As cores deixadas em legado não conspiravam entre si. Dizia-se delas que eram sinais que podiam ser traduzidos, deixando à parte as metáforas insondáveis. Dizia-se: que a maldade era abainhada a preto, como se um luto iníquo se abatesse sobre as presas preferidas do mal. As presas preferidas: era quem viesse ao acaso, o mal era das coisas mais democráticas.

Mas o mal também vestia o fingimento. Também orquestrava ardis para se disfarçar de outra coisa qualquer. As pessoas estavam habituadas ao mal. Quase todas já tinham sido apanhadas nas malhas do mal e só depois é que perceberam. Tinham feito o tirocínio para não serem reféns. E para deixarem um pé atrás, à cautela. Pressentiam o mal assim que ele sussurrava por cima das fronteiras. Descobriram um código que inventariava o mal nas imediações. O mal, sabendo do princípio geral da precaução que se levantava contra ele, jogava outros trunfos. Tinha de fingir que não era mal.  

As pessoas não podiam prescindir de um módico de ingenuidade. Por mais que cavalgassem na desconfiança para deixarem o mal desarmado, não podiam travá-lo quando se dissimulava. Se o mal aparecia transfigurado de azul celeste, as pessoas associavam o azul celeste ao céu. Congeminavam outras metáforas e a correspondência ao azul celeste dirimia a desconfiança. 
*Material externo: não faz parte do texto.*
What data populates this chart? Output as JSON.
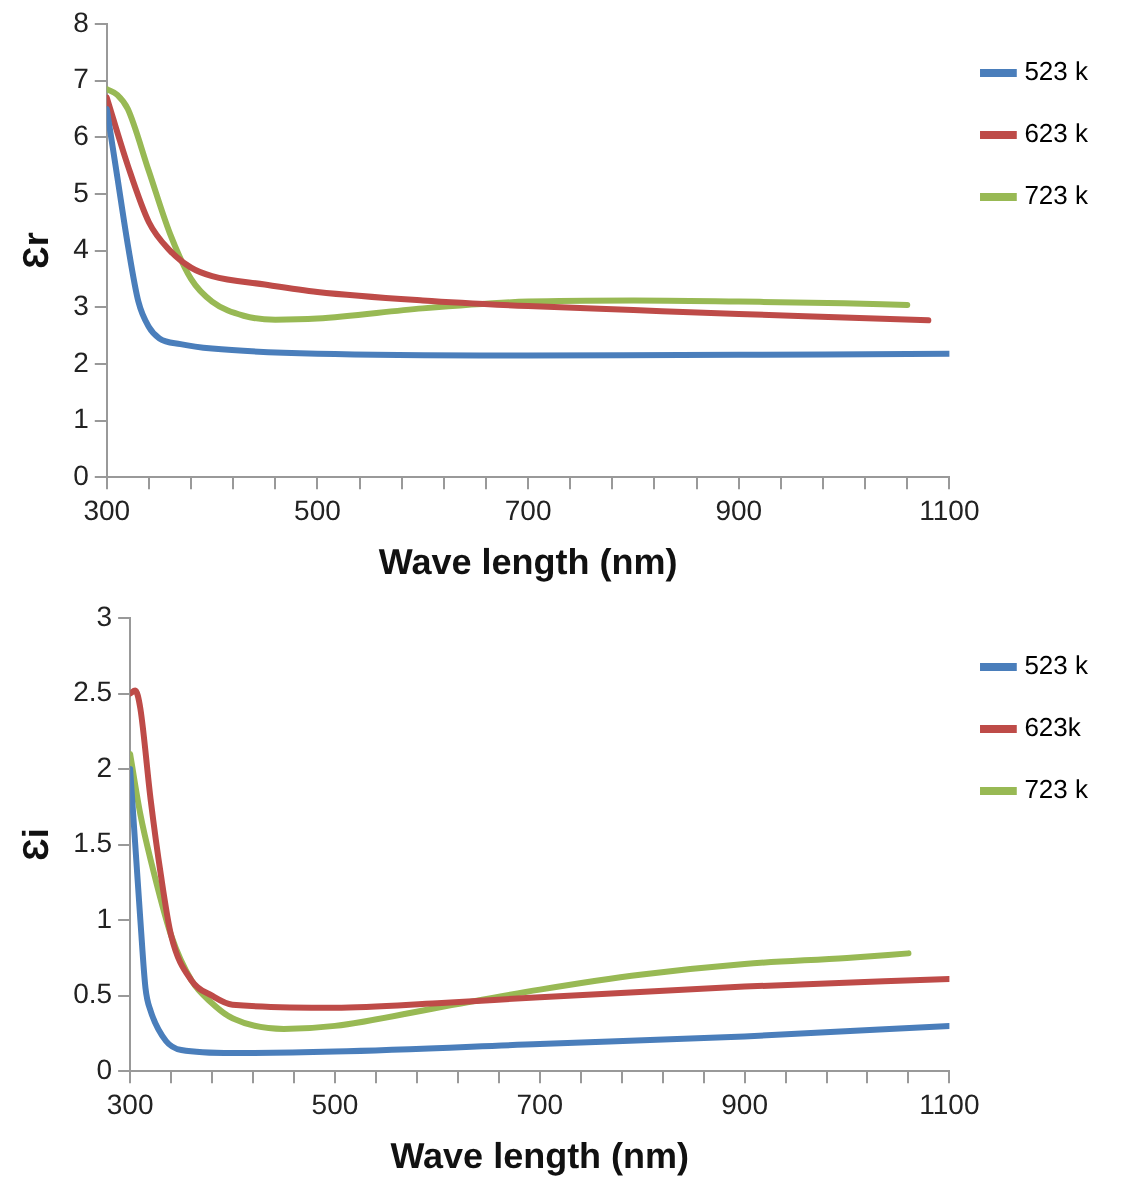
{
  "chart_data": [
    {
      "type": "line",
      "xlabel": "Wave length (nm)",
      "ylabel": "Ɛr",
      "xlim": [
        300,
        1100
      ],
      "xticks": [
        300,
        {
          "value": 340,
          "label": null
        },
        {
          "value": 380,
          "label": null
        },
        {
          "value": 420,
          "label": null
        },
        {
          "value": 460,
          "label": null
        },
        500,
        {
          "value": 540,
          "label": null
        },
        {
          "value": 580,
          "label": null
        },
        {
          "value": 620,
          "label": null
        },
        {
          "value": 660,
          "label": null
        },
        700,
        {
          "value": 740,
          "label": null
        },
        {
          "value": 780,
          "label": null
        },
        {
          "value": 820,
          "label": null
        },
        {
          "value": 860,
          "label": null
        },
        900,
        {
          "value": 940,
          "label": null
        },
        {
          "value": 980,
          "label": null
        },
        {
          "value": 1020,
          "label": null
        },
        {
          "value": 1060,
          "label": null
        },
        1100
      ],
      "ylim": [
        0,
        8
      ],
      "yticks": [
        0,
        1,
        2,
        3,
        4,
        5,
        6,
        7,
        8
      ],
      "grid": false,
      "legend": "right",
      "marker": "none",
      "line_style": "solid",
      "series": [
        {
          "name": "523 k",
          "color": "#4a7ebb",
          "x": [
            300,
            310,
            320,
            330,
            340,
            350,
            370,
            400,
            500,
            700,
            900,
            1100
          ],
          "values": [
            6.5,
            5.3,
            4.1,
            3.1,
            2.65,
            2.45,
            2.35,
            2.27,
            2.18,
            2.15,
            2.16,
            2.18
          ]
        },
        {
          "name": "623 k",
          "color": "#be4b48",
          "x": [
            300,
            320,
            340,
            360,
            380,
            400,
            450,
            500,
            600,
            700,
            800,
            900,
            1000,
            1080
          ],
          "values": [
            6.7,
            5.5,
            4.5,
            4.0,
            3.7,
            3.55,
            3.4,
            3.27,
            3.12,
            3.02,
            2.95,
            2.88,
            2.82,
            2.77
          ]
        },
        {
          "name": "723 k",
          "color": "#98b954",
          "x": [
            300,
            310,
            320,
            340,
            360,
            380,
            400,
            430,
            460,
            500,
            600,
            700,
            800,
            900,
            1000,
            1060
          ],
          "values": [
            6.85,
            6.75,
            6.5,
            5.4,
            4.3,
            3.5,
            3.1,
            2.85,
            2.78,
            2.8,
            2.98,
            3.1,
            3.12,
            3.1,
            3.07,
            3.04
          ]
        }
      ]
    },
    {
      "type": "line",
      "xlabel": "Wave length (nm)",
      "ylabel": "Ɛi",
      "xlim": [
        300,
        1100
      ],
      "xticks": [
        300,
        {
          "value": 340,
          "label": null
        },
        {
          "value": 380,
          "label": null
        },
        {
          "value": 420,
          "label": null
        },
        {
          "value": 460,
          "label": null
        },
        500,
        {
          "value": 540,
          "label": null
        },
        {
          "value": 580,
          "label": null
        },
        {
          "value": 620,
          "label": null
        },
        {
          "value": 660,
          "label": null
        },
        700,
        {
          "value": 740,
          "label": null
        },
        {
          "value": 780,
          "label": null
        },
        {
          "value": 820,
          "label": null
        },
        {
          "value": 860,
          "label": null
        },
        900,
        {
          "value": 940,
          "label": null
        },
        {
          "value": 980,
          "label": null
        },
        {
          "value": 1020,
          "label": null
        },
        {
          "value": 1060,
          "label": null
        },
        1100
      ],
      "ylim": [
        0,
        3
      ],
      "yticks": [
        0,
        0.5,
        1,
        1.5,
        2,
        2.5,
        3
      ],
      "grid": false,
      "legend": "right",
      "marker": "none",
      "line_style": "solid",
      "series": [
        {
          "name": "523 k",
          "color": "#4a7ebb",
          "x": [
            300,
            305,
            310,
            315,
            320,
            335,
            350,
            400,
            500,
            700,
            900,
            1100
          ],
          "values": [
            2.0,
            1.5,
            1.0,
            0.55,
            0.4,
            0.2,
            0.14,
            0.12,
            0.13,
            0.18,
            0.23,
            0.3
          ]
        },
        {
          "name": "623k",
          "color": "#be4b48",
          "x": [
            300,
            305,
            310,
            320,
            330,
            340,
            360,
            380,
            400,
            500,
            600,
            700,
            900,
            1100
          ],
          "values": [
            2.5,
            2.52,
            2.4,
            1.8,
            1.3,
            0.9,
            0.6,
            0.5,
            0.44,
            0.42,
            0.45,
            0.49,
            0.56,
            0.61
          ]
        },
        {
          "name": "723 k",
          "color": "#98b954",
          "x": [
            300,
            310,
            320,
            340,
            360,
            380,
            400,
            450,
            500,
            600,
            700,
            800,
            900,
            1000,
            1060
          ],
          "values": [
            2.1,
            1.7,
            1.4,
            0.9,
            0.6,
            0.45,
            0.35,
            0.28,
            0.3,
            0.42,
            0.54,
            0.64,
            0.71,
            0.75,
            0.78
          ]
        }
      ]
    }
  ]
}
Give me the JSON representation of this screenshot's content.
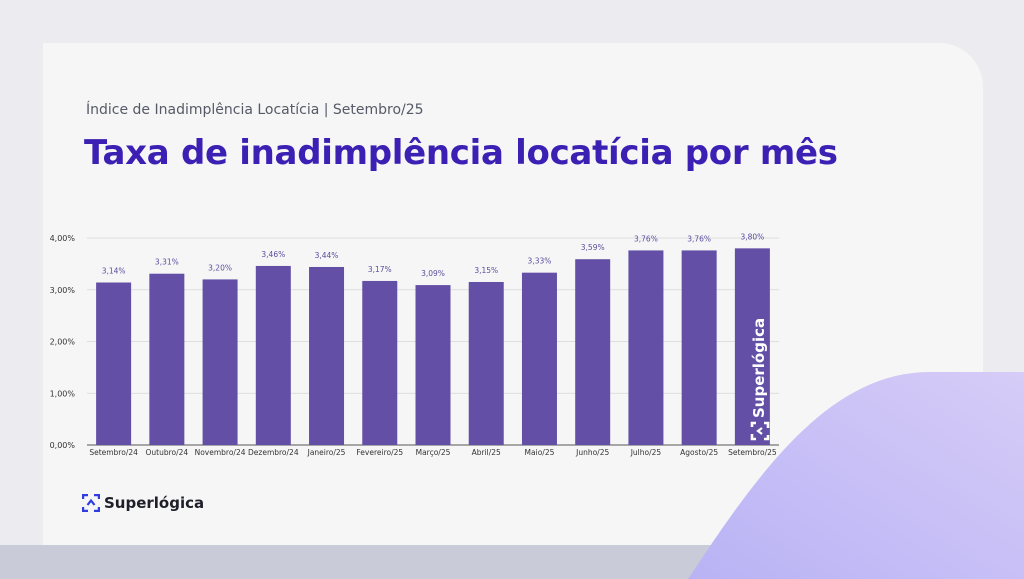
{
  "header": {
    "subtitle": "Índice de Inadimplência Locatícia | Setembro/25",
    "title": "Taxa de inadimplência locatícia por mês"
  },
  "brand": {
    "name": "Superlógica",
    "icon": "superlogica-logo-icon",
    "watermark": "Superlógica"
  },
  "colors": {
    "bar": "#6350a6",
    "title": "#3c20b4",
    "label": "#5a4d9c",
    "accent_shape": "#c6bdf5",
    "logo_blue": "#2f3de0"
  },
  "chart_data": {
    "type": "bar",
    "categories": [
      "Setembro/24",
      "Outubro/24",
      "Novembro/24",
      "Dezembro/24",
      "Janeiro/25",
      "Fevereiro/25",
      "Março/25",
      "Abril/25",
      "Maio/25",
      "Junho/25",
      "Julho/25",
      "Agosto/25",
      "Setembro/25"
    ],
    "values": [
      3.14,
      3.31,
      3.2,
      3.46,
      3.44,
      3.17,
      3.09,
      3.15,
      3.33,
      3.59,
      3.76,
      3.76,
      3.8
    ],
    "data_labels": [
      "3,14%",
      "3,31%",
      "3,20%",
      "3,46%",
      "3,44%",
      "3,17%",
      "3,09%",
      "3,15%",
      "3,33%",
      "3,59%",
      "3,76%",
      "3,76%",
      "3,80%"
    ],
    "yticks": [
      0,
      1,
      2,
      3,
      4
    ],
    "ytick_labels": [
      "0,00%",
      "1,00%",
      "2,00%",
      "3,00%",
      "4,00%"
    ],
    "ylim": [
      0,
      4
    ],
    "grid": true,
    "legend": "none",
    "xlabel": "",
    "ylabel": ""
  }
}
Mas o mal tornou-se o rosto do azul celeste e todas as coisas que aparecessem tingidas por esta cor tornaram-se reflexos da maldade. Ninguém contava. O mal apanhou todas as pessoas que deitaram a mão ao azul celeste, convencidas que era uma brisa marítima que ornamentava as suas vidas. Em vez de aromas, o azul celeste, disfarçado de maldade, semeou a devastação interior.

As pessoas aprenderam a desconfiar de todas as cores. Em vez de se emprestarem às versões líricas dos que recusavam o mal como princípio de muitas coisas, passaram a usar todos os pés para estarem de atalaia. 

O mal, daí em diante, só apanhou empreitadas difíceis.